You can refrigerate this eggs benedict casserole overnight, or for at least 4 hours, up to 24 hours. This allows the flavors to meld and the muffins to soften.
Why egg casserole might become rubbery?
Egg casseroles often become rubbery from overbaking. Cook until just set, and remove it from the oven promptly to maintain a tender texture.
Can Eggs Benedict casserole be frozen?
Yes, you can freeze the baked casserole (without hollandaise) in an airtight container for up to 2 months. Thaw overnight in the fridge before reheating.
What is the difference between Canadian bacon and ham?
Understanding the distinctions between popular pork products can enhance your culinary knowledge.
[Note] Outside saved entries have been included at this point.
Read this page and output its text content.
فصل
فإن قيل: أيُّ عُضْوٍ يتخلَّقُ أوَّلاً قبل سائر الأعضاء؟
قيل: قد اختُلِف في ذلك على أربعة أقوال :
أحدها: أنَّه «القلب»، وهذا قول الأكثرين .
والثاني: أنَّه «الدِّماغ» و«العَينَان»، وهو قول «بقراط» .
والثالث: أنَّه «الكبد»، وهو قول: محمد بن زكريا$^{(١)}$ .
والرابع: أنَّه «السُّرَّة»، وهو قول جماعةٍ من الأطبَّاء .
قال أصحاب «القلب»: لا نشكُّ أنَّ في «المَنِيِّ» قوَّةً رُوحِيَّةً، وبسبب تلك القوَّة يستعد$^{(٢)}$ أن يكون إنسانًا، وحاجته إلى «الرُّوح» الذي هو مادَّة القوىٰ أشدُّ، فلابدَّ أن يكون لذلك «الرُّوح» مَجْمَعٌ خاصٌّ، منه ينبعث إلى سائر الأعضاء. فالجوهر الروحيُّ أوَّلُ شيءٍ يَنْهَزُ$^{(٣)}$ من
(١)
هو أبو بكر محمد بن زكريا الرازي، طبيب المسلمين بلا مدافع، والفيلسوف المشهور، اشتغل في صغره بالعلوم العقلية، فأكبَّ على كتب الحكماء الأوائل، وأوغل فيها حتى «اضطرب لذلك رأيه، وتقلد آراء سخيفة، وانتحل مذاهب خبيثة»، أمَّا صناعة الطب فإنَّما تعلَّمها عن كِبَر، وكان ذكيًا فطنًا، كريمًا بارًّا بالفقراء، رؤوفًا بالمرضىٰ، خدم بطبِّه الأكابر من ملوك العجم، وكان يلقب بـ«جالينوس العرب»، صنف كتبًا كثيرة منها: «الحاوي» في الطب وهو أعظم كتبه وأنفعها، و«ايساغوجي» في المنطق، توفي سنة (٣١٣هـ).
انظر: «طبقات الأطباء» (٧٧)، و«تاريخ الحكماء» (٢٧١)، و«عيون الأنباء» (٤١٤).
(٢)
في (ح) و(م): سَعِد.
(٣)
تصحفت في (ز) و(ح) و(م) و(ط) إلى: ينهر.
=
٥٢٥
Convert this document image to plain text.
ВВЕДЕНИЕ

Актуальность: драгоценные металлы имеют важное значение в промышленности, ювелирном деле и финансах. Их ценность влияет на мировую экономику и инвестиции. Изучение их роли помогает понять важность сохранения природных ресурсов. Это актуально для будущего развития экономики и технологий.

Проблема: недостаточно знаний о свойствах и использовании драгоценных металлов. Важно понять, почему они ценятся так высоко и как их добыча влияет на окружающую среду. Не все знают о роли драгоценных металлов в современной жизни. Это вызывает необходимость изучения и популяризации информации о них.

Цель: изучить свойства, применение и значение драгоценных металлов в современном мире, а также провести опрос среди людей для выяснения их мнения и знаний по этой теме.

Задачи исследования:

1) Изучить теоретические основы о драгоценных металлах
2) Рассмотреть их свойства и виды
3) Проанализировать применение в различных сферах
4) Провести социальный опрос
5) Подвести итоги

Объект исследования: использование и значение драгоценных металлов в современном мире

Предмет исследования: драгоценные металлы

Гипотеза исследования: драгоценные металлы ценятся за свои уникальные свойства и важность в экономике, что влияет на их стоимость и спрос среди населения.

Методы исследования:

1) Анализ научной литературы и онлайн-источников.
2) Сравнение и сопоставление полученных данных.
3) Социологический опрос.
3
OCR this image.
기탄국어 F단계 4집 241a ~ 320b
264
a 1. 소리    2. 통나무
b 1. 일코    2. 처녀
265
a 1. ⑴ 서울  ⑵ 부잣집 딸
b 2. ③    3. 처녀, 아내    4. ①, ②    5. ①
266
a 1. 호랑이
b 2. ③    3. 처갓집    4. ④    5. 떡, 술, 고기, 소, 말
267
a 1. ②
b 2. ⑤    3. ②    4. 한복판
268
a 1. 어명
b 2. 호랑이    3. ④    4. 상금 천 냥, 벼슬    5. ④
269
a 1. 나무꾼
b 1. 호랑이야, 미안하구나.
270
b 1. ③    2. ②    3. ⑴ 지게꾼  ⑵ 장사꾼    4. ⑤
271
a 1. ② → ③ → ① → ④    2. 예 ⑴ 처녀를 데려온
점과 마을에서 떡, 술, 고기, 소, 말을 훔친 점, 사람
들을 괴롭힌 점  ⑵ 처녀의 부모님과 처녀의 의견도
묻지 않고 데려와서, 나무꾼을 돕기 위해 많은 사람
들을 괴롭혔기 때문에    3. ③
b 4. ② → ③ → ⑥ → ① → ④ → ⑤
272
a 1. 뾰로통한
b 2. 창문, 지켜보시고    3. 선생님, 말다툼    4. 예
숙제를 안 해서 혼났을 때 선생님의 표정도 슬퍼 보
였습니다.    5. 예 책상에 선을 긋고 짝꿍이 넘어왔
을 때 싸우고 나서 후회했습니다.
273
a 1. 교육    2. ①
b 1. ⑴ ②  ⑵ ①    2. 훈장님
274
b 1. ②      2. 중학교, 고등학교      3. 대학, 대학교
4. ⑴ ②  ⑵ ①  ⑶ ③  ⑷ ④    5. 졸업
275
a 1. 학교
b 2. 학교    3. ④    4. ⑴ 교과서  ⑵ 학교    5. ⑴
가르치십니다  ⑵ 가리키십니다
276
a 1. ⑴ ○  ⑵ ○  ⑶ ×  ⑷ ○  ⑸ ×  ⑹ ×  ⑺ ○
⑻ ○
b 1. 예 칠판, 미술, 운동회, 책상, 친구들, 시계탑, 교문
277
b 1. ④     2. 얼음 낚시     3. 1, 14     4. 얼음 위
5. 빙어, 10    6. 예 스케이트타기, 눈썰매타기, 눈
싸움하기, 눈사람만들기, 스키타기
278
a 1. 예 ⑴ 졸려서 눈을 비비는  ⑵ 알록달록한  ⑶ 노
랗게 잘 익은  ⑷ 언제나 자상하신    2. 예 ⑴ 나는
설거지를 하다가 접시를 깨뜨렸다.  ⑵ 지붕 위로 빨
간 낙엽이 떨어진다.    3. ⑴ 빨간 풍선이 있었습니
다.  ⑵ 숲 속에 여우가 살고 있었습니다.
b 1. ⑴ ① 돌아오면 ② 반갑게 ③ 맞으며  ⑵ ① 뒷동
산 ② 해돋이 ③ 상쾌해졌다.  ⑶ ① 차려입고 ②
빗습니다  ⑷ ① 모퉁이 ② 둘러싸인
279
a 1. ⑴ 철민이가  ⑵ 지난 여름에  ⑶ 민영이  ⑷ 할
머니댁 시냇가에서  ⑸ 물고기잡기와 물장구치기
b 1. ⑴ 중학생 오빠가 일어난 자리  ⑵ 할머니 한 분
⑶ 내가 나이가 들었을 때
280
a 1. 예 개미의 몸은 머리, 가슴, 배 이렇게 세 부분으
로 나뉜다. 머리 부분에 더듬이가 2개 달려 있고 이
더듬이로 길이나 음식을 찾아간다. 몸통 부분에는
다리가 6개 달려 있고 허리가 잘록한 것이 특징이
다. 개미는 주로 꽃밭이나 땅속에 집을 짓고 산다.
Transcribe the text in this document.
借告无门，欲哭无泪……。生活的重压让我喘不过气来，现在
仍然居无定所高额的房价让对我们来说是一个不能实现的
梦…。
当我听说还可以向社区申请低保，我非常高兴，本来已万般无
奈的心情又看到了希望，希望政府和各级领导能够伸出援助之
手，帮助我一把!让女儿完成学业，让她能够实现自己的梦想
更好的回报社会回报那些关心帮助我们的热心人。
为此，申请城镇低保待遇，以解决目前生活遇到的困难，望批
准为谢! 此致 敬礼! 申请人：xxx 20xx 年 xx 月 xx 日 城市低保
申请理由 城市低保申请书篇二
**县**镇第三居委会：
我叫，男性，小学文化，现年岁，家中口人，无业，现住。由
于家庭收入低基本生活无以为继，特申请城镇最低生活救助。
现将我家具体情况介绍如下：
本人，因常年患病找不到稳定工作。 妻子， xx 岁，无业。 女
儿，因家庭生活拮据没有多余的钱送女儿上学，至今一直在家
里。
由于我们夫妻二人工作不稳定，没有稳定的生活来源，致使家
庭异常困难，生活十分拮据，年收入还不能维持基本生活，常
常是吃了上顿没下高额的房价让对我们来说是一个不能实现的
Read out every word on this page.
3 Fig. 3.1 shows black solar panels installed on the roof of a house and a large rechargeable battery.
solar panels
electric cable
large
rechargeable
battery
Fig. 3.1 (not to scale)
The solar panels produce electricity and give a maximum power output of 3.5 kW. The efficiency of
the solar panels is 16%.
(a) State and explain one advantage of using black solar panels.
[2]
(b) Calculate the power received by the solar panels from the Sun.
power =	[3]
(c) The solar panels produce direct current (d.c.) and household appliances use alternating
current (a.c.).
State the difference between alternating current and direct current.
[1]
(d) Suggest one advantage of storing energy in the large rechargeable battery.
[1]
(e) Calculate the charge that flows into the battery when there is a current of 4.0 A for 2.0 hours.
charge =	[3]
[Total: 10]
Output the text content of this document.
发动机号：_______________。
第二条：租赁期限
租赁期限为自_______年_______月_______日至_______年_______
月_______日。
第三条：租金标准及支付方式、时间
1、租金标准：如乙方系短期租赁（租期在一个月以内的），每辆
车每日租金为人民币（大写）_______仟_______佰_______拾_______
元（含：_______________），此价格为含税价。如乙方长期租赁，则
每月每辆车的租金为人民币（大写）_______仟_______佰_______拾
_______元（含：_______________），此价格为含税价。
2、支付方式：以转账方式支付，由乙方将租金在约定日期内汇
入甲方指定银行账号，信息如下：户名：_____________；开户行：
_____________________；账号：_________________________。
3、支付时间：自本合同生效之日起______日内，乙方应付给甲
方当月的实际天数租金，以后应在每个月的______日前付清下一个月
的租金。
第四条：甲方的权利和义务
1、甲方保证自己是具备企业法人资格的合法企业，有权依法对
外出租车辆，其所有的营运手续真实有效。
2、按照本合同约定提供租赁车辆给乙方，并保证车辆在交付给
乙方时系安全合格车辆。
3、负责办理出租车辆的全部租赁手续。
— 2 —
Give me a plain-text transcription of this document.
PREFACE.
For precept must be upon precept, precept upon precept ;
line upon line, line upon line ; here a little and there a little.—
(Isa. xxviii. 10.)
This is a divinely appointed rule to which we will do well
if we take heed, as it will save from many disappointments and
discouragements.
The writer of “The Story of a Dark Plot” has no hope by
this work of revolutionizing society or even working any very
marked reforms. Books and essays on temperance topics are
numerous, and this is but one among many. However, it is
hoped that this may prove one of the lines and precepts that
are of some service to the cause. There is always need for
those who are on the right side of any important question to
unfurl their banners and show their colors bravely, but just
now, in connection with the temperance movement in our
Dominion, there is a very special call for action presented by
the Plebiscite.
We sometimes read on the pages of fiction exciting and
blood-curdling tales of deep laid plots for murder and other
Explore the differences between Canadian bacon and ham.
Canadian bacon comes from the lean loin of the pig, similar to a pork chop, making it leaner. Regular ham typically comes from the leg or hindquarters and can be fattier.
Can store-bought hollandaise be used?
Absolutely! While homemade is delicious, using a good quality store-bought hollandaise sauce is a great time-saver for this recipe.
Conclusion
This Overnight Eggs Benedict Casserole truly embodies simplicity and deliciousness, making gourmet brunch achievable for everyone. Its make-ahead convenience ensures you spend less time cooking and more time enjoying special moments. Perfect for holidays, celebrations, or just a lazy weekend morning, this eggs benedict casserole will become a beloved tradition. Give it a try, and don’t forget to share your experience and comments with us!